MM: It’s hard not to say “Sweet Emotion,” one of the best movie openings ever. But “Tuesday’s Gone” works as a borderline joke and works in more than one way. Someone says in the book that the cue represents teenagers being nostalgic for a night that’s not even over yet. There’s a wonderful sense of humor about so many of the song choices. “School’s Out” and “No More Mr. Nice Guy.”
GC: My favorite is “Summer Breeze.” A single shot that pushes over that Ford Maverick to Julie and Mitch on the blanket. A little over half a minute long.
GC: What’s the key line of dialogue?
MM: “All I’m saying is that if I ever start referring to these as the best years of my life, remind me to kill myself.”
GC: Good choice.
MM: It sums up so much about my own feelings regarding nostalgia. One of the cast members of “Dazed” told me that when she went to a reunion show, people were shouting that line back at the screen. They clearly did not catch the message.

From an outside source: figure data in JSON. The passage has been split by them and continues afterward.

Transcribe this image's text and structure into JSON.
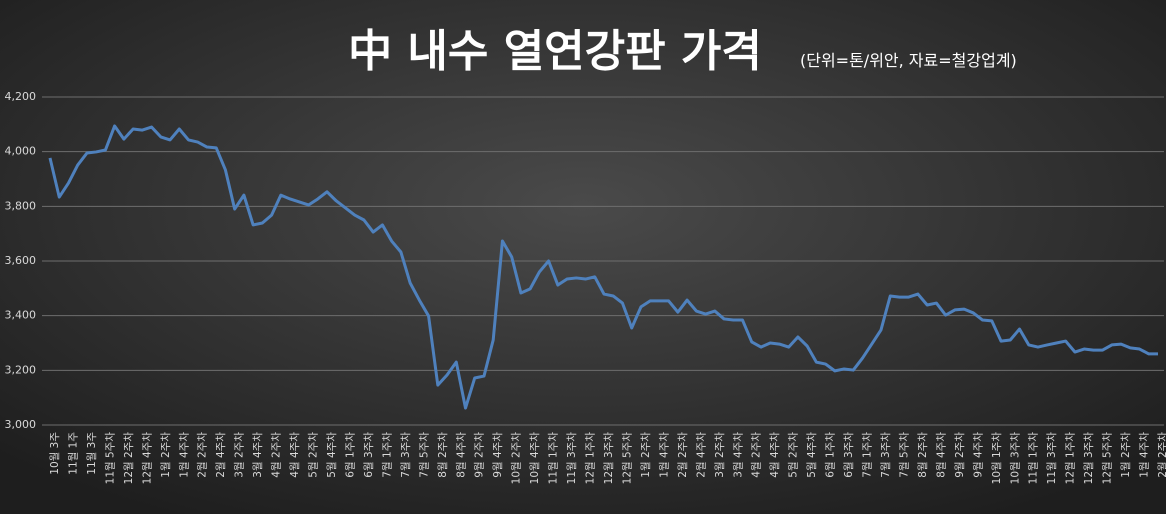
{
  "chart_data": {
    "type": "line",
    "title": "中 내수 열연강판 가격",
    "subtitle": "(단위=톤/위안, 자료=철강업계)",
    "categories": [
      "10월 3주",
      null,
      "11월 1주",
      null,
      "11월 3주",
      null,
      "11월 5주차",
      null,
      "12월 2주차",
      null,
      "12월 4주차",
      null,
      "1월 2주차",
      null,
      "1월 4주차",
      null,
      "2월 2주차",
      null,
      "2월 4주차",
      null,
      "3월 2주차",
      null,
      "3월 4주차",
      null,
      "4월 2주차",
      null,
      "4월 4주차",
      null,
      "5월 2주차",
      null,
      "5월 4주차",
      null,
      "6월 1주차",
      null,
      "6월 3주차",
      null,
      "7월 1주차",
      null,
      "7월 3주차",
      null,
      "7월 5주차",
      null,
      "8월 2주차",
      null,
      "8월 4주차",
      null,
      "9월 2주차",
      null,
      "9월 4주차",
      null,
      "10월 2주차",
      null,
      "10월 4주차",
      null,
      "11월 1주차",
      null,
      "11월 3주차",
      null,
      "12월 1주차",
      null,
      "12월 3주차",
      null,
      "12월 5주차",
      null,
      "1월 2주차",
      null,
      "1월 4주차",
      null,
      "2월 2주차",
      null,
      "2월 4주차",
      null,
      "3월 2주차",
      null,
      "3월 4주차",
      null,
      "4월 2주차",
      null,
      "4월 4주차",
      null,
      "5월 2주차",
      null,
      "5월 4주차",
      null,
      "6월 1주차",
      null,
      "6월 3주차",
      null,
      "7월 1주차",
      null,
      "7월 3주차",
      null,
      "7월 5주차",
      null,
      "8월 2주차",
      null,
      "8월 4주차",
      null,
      "9월 2주차",
      null,
      "9월 4주차",
      null,
      "10월 1주차",
      null,
      "10월 3주차",
      null,
      "11월 1주차",
      null,
      "11월 3주차",
      null,
      "12월 1주차",
      null,
      "12월 3주차",
      null,
      "12월 5주차",
      null,
      "1월 2주차",
      null,
      "1월 4주차",
      null,
      "2월 2주차"
    ],
    "values": [
      3977,
      3834,
      3885,
      3951,
      3995,
      3999,
      4006,
      4094,
      4046,
      4083,
      4079,
      4090,
      4054,
      4043,
      4083,
      4043,
      4035,
      4017,
      4014,
      3933,
      3790,
      3841,
      3732,
      3739,
      3768,
      3841,
      3827,
      3816,
      3805,
      3827,
      3853,
      3820,
      3794,
      3768,
      3750,
      3706,
      3732,
      3673,
      3633,
      3520,
      3457,
      3399,
      3146,
      3183,
      3230,
      3062,
      3172,
      3179,
      3311,
      3673,
      3615,
      3483,
      3498,
      3560,
      3600,
      3512,
      3534,
      3538,
      3534,
      3542,
      3479,
      3472,
      3446,
      3355,
      3432,
      3454,
      3454,
      3454,
      3413,
      3457,
      3417,
      3406,
      3417,
      3388,
      3384,
      3384,
      3304,
      3285,
      3300,
      3296,
      3285,
      3322,
      3289,
      3230,
      3223,
      3198,
      3205,
      3201,
      3245,
      3296,
      3348,
      3472,
      3468,
      3468,
      3479,
      3439,
      3446,
      3402,
      3421,
      3424,
      3410,
      3384,
      3381,
      3307,
      3311,
      3351,
      3293,
      3285,
      3293,
      3300,
      3307,
      3267,
      3278,
      3274,
      3274,
      3293,
      3296,
      3282,
      3278,
      3260,
      3260
    ],
    "color": "#4f81bd",
    "ylim": [
      3000,
      4200
    ],
    "yticks": [
      {
        "value": 3000,
        "label": "3,000"
      },
      {
        "value": 3200,
        "label": "3,200"
      },
      {
        "value": 3400,
        "label": "3,400"
      },
      {
        "value": 3600,
        "label": "3,600"
      },
      {
        "value": 3800,
        "label": "3,800"
      },
      {
        "value": 4000,
        "label": "4,000"
      },
      {
        "value": 4200,
        "label": "4,200"
      }
    ],
    "grid": true
  }
}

GC: The football field scene is a standout in a movie filled with standouts.
MM: It has that amazing wraparound shot of Jason London looking off in the distance. It still gives me chills just mentioning it. I think the reason why it is so good is that it’s Pink wanting everyone not to be nostalgic but it’s also Richard Linklater as a junior in high school. And it’s the only time in the movie where you ever see anyone think about anything other than what’s happening that night or in the moment.
Dr. Gregory B. Carlson is an Associate Professor, Communication Studies, and Program Director, Film Studies, at Concordia College.